Он говорит так, будто умнее ее.
– Знаю. Мы зайдем в одно место по дороге. Это займет всего секунду.
Проведя последние четыре месяца в Варшаве, работая на семью нацистов, Мила научилась свободно говорить по-немецки.
В доме Бэкеров (который, как узнала Мила, принадлежал семье евреев, теперь, скорее всего, живущих в варшавском гетто) Милу знают как Изу Кремскую. Отец Эдгара высокопоставленный чиновник в гестапо. Его мать Гундула ленива, как домашняя кошка, но с лихвой восполняет недостаток активности вспыльчивым характером и абсолютной уверенностью, что ей все должны, этакая всезнайка со склонностью хлопать дверями и тратить деньги мужа. Работа Милы далека от идеала, но за нее платят, и несмотря на то, что каждый день сердце разрывается от того, что она заботится не о своем ребенке, ей нравится Эдгар, хоть он и избалованный. К тому же эта работа намного лучше старой, в мастерской гетто. По крайней мере здесь, в Варшаве, в отличие от гетто, у нее есть хоть какое-то подобие независимости.
По утрам Мила протирает мебель влажной тяпкой, отскребает плитку в ванной комнате и готовит. Днем она водит Эдгара в парк. Независимо от погоды – мороз ли, дождь или снег – Гундула настаивает, чтобы сын проводил час на свежем воздухе. И поэтому каждый день Мила с мальчиком идут по одному и тому же маршруту от порога Бэкеров по Степинской улице к южному краю парка Лазенки. Однако сегодня Мила свернула и прошла несколько домов на запад до улицы Збиерской. Это рискованно – она еще не знает, как убедит Эдгара молчать про отклонение от маршрута, – но Эдит сказала ей приходить днем, а ей позарез нужно увидеться с ней.
Мила познакомилась с Эдит, портнихой, когда начала работать у Бэкеров. Эдит приходит к ним каждую неделю пошить скатерть или платье для фрау Бэкер, пиджак для герра Бэкера, бриджи для Эдгара. Вчера Гундулы не было дома, Эдит пришла, когда Мила полировала столовое серебро, и женщины разговорились. Они нашли общий язык, приглушенно разговаривая на родном для обеих польском. Мила не могла отделаться от ощущения, что Эдит тоже еврейка, притворяющаяся арийкой, и это подозрение подтвердилось, когда Эдит мимоходом упомянула, что выросла к востоку от Окоповой улицы – в районе, который, как знала Мила, был частью еврейского квартала и теперь входил в городское гетто. Когда Мила рассказала ей про Фелицию, Эдит упомянула про католический монастырь за городом, который принимает сирот.

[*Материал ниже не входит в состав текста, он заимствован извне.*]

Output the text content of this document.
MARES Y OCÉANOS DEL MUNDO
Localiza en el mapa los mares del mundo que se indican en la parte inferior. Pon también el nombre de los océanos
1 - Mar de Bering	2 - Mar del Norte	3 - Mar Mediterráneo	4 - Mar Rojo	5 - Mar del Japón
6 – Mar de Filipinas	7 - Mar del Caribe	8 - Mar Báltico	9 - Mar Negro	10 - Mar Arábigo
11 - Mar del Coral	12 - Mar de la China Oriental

– Я могу узнать, есть ли место еще для одного ребенка, – предложила она, но тут как раз вернулась Гундула, и остаток дня женщины работали молча.
Перед уходом Эдит сумела передать Миле свой адрес, написанный на уголке, оторванном от какой-то газеты Бэкеров.
– Я живу чуть дальше по улице, – прошептала она. – Приходи днем, когда мои соседи на работе: они… бдительные.
Мила смотрит на треугольный клочок бумаги в ладони, проверяя адрес: «Збиерская, 4».
– В какое место? – интересуется Эдгар. – Я хочу в парк.
– Твоя мама попросила меня зайти к Эдит, портнихе, – врет Мила. – Ты ее знаешь, видел дома. На прошлой неделе она снимала с тебя мерки для рубашки.
– Зачем?
– Неважно. Это займет одну секунду.
Мила нажимает кнопку звонка рядом с фамилией Эдит, радуясь, что портниха указала ее вместе с адресом, и в следующее мгновение в динамике раздается голос Эдит.
– Кто там? – спрашивает она на польском.